CMSC released a research report upgrading IFBH (06603) to an "Overweight" rating, considering the industry's growth stage and significant earnings recovery potential. The coconut water industry is currently in a high-growth phase, characterized by rapid market expansion and intensifying competition. As an industry leader, IFBH's brand possesses a first-mover advantage. Under competitive pressures, the company is actively expanding its domestic brand and channel presence; future industry standardization is expected to benefit the company and help it maintain its leading market share. The company's performance faced pressure in 2025 due to interrupted shipments of the Innococo brand, alongside impacts from foreign exchange rates and expenses. However, 2026 is anticipated to see a return to high revenue growth with substantial profit recovery elasticity. Earnings per share for 2025 and 2026 are forecasted at RMB 0.68 and RMB 1.16, respectively, corresponding to a 2026 valuation of 14 times.

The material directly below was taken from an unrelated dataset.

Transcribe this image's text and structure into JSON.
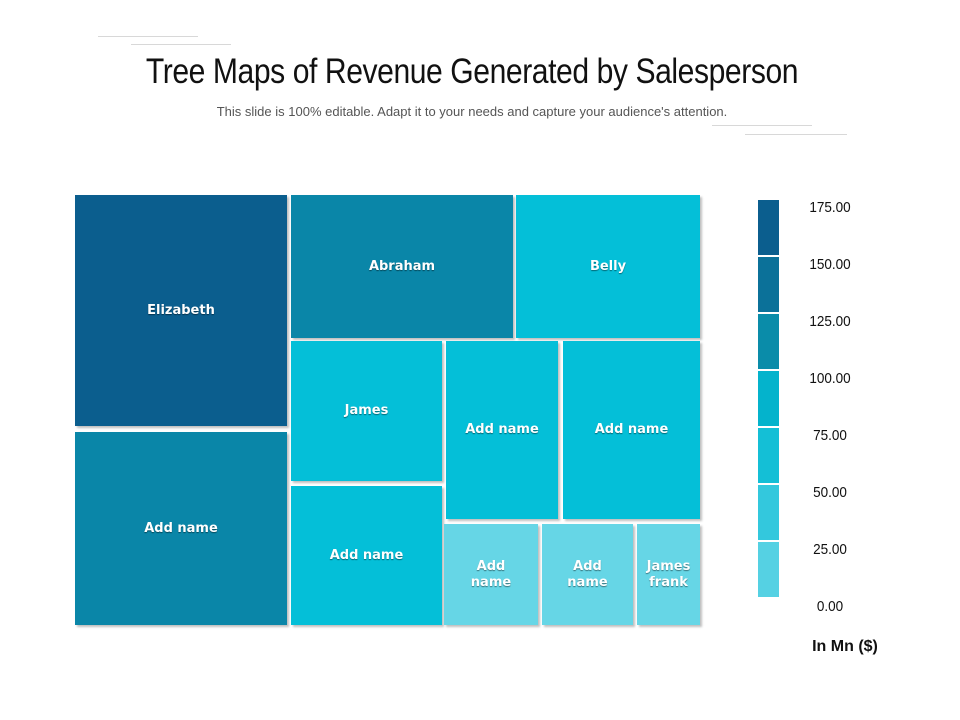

According to recent tracking, the company's overall performance was under pressure in the second half of 2025. On the revenue side, growth for the core IF brand slowed compared to the first half but remained relatively rapid. The Innococo brand experienced a significant year-on-year decline in H2, as shipments were interrupted from June due to internal management issues at a major channel partner, only recovering somewhat in December. Regarding gross margin, continued appreciation of the Thai Baht against the US dollar negatively impacted profitability, with H2 gross margin expected to be similar to H1 but down year-on-year. On the expense side, profits were affected by costs associated with signing a new brand ambassador and increased promotional spending following the company's listing.
For 2026, the company's revenue is expected to re-enter a phase of accelerated growth. The core IF brand benefits from strong consumer recognition and its first-mover advantage, positioning it for rapid growth during the industry's expansion. Furthermore, the major channel partner for Innococo has resumed supplies, and the company is actively seeking channel expansion, having signed agreements with partners like COFCO's Famous Chateau Collection and Watsons to accelerate the penetration and distribution of Innococo products. On the profit front, coconut pulp costs are forecasted to be stable or slightly lower in 2026, which should improve gross margins. Simultaneously, a reduction in one-time listing advisory and consulting fees is expected to drive a recovery in profit margins. Additionally, the effective tax rate, which increased in 2025 mainly due to non-deductible listing expenses, is projected to normalize in 2026.
The industry is currently experiencing rapid growth but lacks sufficient regulation, leading to heightened competition. The company is actively strengthening brand education, increasing marketing efforts on platforms like Xiaohongshu to enhance consumer awareness of its products' 100% natural attributes. It is also proactively promoting the establishment of domestic industry standards; successful implementation could squeeze out low-quality small brands and further increase industry concentration. Concurrently, the company is actively developing the domestic market, having established a China office in Shanghai with a dedicated team responsible for merchant recruitment, market maintenance, and channel expansion, with plans to continue broadening its domestic channels. The company currently collaborates with seven OEMs, including General Beverage, and is considering future partnerships with domestic factories to optimize its supply chain.
Risk factors include demand falling short of expectations, intensified industry competition, rising raw material costs, and slower-than-expected new product promotion and channel expansion.